Developing Non-linear Machine Learning Models for Predicting PM2.5 Oxidative Potential Using Its Chemical Components Data in Various Environments

SEUNGHYE LEE, Minhan Park, Ma. Cristine Faye Denna, Dahye Oh, Jiho Jang, Kihong Park, Gwangju Institute of Science and Technology

     Abstract Number: 665
     Working Group: Health-Related Aerosols

Abstract
Oxidative potential (OP) is an effective indicator of oxidative stress induced by inhaled fine particulate matter (PM2.5). This study aimed to develop a more generalized OP prediction model applicable to diverse environments by exploring various machine learning models. Ambient PM2.5 samples were collected from urban (Beijing, China and Gwangju, Korea) and agricultural (Gimje, Korea) sites during both summer and winter seasons. The samples were analyzed for OP and major chemical components. The OP was measured using a dithiothreitol (DTT) assay. Significant differences in volume-normalized OP (OPv) were observed among the sites, with the Beijing site showing the highest OPv, followed by Gwangju and the Gimje sites.

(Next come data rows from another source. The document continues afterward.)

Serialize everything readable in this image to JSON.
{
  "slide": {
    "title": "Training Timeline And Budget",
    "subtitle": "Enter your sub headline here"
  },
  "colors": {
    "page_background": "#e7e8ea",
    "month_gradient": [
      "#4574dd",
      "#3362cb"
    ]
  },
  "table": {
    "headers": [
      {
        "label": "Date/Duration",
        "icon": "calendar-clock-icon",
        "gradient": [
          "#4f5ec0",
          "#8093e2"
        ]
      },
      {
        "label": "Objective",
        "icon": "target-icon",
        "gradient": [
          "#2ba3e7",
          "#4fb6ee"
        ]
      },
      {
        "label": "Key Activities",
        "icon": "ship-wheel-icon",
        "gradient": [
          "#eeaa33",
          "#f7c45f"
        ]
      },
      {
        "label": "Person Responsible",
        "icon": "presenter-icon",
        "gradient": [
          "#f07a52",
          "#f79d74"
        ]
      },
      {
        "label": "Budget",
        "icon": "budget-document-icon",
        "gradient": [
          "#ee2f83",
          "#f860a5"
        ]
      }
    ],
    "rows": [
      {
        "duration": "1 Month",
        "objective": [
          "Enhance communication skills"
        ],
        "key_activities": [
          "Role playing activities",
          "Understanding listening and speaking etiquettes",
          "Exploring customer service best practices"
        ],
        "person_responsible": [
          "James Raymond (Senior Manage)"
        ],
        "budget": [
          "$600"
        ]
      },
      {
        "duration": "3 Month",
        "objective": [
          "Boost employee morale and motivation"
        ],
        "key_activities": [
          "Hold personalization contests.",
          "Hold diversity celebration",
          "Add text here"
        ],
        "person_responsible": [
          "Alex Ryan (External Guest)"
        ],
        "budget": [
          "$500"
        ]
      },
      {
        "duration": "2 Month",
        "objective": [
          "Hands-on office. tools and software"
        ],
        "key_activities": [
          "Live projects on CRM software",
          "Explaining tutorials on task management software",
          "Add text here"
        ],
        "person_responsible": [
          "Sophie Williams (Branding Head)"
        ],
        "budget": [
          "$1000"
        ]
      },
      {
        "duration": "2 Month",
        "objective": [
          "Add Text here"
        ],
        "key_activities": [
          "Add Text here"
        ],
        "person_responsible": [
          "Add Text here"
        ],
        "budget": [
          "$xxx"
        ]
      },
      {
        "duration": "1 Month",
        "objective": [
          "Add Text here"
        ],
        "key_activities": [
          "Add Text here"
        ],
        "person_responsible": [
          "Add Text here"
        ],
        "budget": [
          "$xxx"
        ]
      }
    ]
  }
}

Site-specific and site-generalized feature selections identified significant and generalized influences of Mn, Cu, Zn, Pb, and water-soluble organic carbon (WSOC) on OPv. The linear regression model, developed based on selected features, exhibited an overfitting problem as it failed to yield a generalized prediction of OPv, especially showing poor prediction performance at the Gimje site. In contrast, tree-based ensemble models such as random forest and gradient boosting models demonstrated their effectiveness in predicting OPv by explaining 75% of the variability of OPv in the testing data. These models successfully captured the distinct characteristics of each site by appropriately evaluating the importance of each chemical component, capturing non-linear relationships between chemical components and OPv, and considering interaction effects among chemical components. Furthermore, this study revealed a constrained impact of Cu on OP, which is contingent on the concentration of WSOC. This observation, derived from the utilization of global model-agnostic interpretation methods, emphasizes the significance of antagonistic effects between Cu and organic components on OP, thus highlighting their crucial role in predicting OPv. Overall, this study provides insights into the development of generalized OP prediction models by identifying key factors influencing the OP of ambient PM2.5.